No Brasil não ficamos imunes a esse fenômeno de maluquice coletiva. Já estamos pagando a conta da era lulopetista, com a inflação que chegou, com a Petrobrás sendo cada dia mais descapitalizada, com a gastança federal da pupila do líder carismático (que levou a Roma imensa comitiva que se hospedou em hotéis de primeira "para facilitar os trabalhos", segundo a alegação oficial) e com a nossa infraestrutura em frangalhos depois de a petralhada ter torrado em políticas sociais sem rumo o caixa feito por Fernando Henrique Cardoso e que pagaria os investimentos que não foram realizados. 

Isso sem falar no "mar de lama" patrocinado desde a alta cúpula para pagar fidelidades no Congresso (no nosso "presidencialismo de coalizão").

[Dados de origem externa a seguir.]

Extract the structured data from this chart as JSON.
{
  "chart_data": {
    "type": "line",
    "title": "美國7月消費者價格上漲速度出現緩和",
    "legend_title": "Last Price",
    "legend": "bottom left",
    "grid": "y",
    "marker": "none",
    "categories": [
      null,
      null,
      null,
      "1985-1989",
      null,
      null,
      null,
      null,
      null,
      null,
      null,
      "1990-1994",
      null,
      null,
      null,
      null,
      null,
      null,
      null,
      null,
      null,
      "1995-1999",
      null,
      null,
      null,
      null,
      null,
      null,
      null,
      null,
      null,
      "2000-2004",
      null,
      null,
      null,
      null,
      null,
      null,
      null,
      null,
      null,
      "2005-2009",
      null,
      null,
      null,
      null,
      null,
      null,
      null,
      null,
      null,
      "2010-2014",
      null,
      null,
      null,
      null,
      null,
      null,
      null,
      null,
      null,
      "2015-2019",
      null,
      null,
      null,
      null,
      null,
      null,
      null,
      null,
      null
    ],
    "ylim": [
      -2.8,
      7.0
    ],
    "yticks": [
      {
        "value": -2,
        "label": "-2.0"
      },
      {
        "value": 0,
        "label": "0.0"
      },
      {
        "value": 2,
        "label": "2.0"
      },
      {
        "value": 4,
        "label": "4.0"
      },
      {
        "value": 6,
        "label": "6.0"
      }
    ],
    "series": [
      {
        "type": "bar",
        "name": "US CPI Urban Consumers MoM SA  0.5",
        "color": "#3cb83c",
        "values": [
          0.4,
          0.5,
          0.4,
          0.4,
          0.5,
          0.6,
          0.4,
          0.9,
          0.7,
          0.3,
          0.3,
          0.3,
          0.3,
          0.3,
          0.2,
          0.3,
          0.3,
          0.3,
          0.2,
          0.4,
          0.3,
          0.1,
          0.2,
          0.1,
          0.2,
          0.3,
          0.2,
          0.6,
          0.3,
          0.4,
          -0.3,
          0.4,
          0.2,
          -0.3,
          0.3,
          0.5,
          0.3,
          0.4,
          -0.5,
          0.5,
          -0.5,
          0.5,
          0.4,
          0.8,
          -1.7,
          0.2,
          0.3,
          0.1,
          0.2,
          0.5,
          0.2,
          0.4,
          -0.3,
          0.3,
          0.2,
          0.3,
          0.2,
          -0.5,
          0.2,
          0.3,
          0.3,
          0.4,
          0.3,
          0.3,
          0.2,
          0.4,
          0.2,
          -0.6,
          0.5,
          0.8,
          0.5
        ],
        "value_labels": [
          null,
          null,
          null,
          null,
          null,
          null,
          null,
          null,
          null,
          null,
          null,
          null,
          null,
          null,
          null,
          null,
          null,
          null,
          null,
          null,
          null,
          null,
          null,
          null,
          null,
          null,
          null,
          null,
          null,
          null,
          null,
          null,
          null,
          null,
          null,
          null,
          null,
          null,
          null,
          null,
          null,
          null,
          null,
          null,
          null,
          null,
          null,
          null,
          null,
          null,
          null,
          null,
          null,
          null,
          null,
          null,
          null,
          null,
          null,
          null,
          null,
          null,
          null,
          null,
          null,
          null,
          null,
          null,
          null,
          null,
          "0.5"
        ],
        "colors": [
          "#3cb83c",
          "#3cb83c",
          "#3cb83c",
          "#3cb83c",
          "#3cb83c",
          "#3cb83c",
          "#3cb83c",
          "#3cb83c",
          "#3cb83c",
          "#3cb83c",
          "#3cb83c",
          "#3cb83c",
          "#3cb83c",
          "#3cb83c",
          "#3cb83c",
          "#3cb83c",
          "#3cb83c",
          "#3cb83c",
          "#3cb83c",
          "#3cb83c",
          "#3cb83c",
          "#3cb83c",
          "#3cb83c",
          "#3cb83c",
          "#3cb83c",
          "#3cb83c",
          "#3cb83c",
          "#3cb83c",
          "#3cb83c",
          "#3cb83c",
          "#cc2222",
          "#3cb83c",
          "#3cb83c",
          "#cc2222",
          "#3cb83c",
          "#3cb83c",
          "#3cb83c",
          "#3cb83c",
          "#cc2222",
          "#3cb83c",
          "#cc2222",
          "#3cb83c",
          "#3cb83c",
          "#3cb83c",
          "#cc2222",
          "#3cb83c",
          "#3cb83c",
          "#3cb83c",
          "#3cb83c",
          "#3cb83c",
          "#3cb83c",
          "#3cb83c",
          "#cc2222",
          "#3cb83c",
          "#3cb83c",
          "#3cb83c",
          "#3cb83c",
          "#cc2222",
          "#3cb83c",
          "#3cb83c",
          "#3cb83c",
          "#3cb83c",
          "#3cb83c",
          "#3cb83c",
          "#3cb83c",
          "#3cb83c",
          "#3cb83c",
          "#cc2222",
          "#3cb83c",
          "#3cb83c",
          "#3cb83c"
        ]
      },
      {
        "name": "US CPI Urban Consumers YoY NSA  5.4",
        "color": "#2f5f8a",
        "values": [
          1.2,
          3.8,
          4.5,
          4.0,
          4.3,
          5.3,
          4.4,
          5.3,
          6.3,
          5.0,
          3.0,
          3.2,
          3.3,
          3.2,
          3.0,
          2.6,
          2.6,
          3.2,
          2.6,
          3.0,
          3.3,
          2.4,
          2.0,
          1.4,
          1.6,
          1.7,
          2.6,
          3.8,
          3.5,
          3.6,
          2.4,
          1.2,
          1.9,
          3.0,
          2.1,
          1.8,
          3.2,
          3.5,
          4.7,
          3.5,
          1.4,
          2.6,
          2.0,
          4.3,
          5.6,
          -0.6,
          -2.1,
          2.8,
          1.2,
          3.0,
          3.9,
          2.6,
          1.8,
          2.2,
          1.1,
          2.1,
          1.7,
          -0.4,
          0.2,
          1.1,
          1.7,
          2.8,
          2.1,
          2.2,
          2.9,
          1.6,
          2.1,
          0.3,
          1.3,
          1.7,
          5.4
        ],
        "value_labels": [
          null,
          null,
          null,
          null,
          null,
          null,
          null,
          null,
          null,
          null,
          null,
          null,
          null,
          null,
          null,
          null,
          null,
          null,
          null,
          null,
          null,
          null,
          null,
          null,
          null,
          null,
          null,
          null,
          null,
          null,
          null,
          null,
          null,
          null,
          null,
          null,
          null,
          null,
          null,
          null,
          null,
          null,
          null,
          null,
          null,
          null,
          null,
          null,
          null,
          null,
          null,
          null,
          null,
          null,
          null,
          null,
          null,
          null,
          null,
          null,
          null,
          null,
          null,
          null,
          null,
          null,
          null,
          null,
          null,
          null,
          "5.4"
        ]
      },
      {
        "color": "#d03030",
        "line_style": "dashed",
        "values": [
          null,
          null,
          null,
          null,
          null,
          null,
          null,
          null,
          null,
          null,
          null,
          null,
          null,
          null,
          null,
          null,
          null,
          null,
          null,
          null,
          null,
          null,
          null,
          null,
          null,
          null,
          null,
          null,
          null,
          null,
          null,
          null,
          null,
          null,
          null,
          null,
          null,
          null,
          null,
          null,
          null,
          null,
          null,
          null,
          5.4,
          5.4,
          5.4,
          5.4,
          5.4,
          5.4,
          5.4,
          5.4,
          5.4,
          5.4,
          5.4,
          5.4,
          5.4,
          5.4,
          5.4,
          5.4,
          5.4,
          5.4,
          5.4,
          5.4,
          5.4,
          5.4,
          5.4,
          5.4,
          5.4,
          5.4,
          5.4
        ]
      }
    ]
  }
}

Para não mencionar o stalinismo da direção petista, que enfileira suas baterias contra todo e qualquer um que se opuser ao projeto de hegemonia partidária, desde os ministros do Supremo Tribunal Federal até os jornalistas, blogueiros e empresas de mídia que não se afinem com a pretensão oligárquica. Para piorar as coisas, num momento em que o Brasil se atrapalha com montes de obras atrasadas para os eventos esportivos previstos, o líder carismático faz deslanchar antecipadamente a campanha presidencial, com o corriqueiro clima de palanque que já tomou conta do País e impede uma administração transparente do dinheiro público.

Para superarmos o risco do misticismo patrimonialista vamos começar pelo ponto que realmente interessa à sociedade brasileira: o saneamento da representação. Aproveitemos que se fala hoje, de novo, em reforma política. É necessário, mais do que nunca, que se adote o sistema distrital no Brasil. Somente assim a sociedade sentirá que tem forças para controlar o poder e fazer valer os interesses dos cidadãos.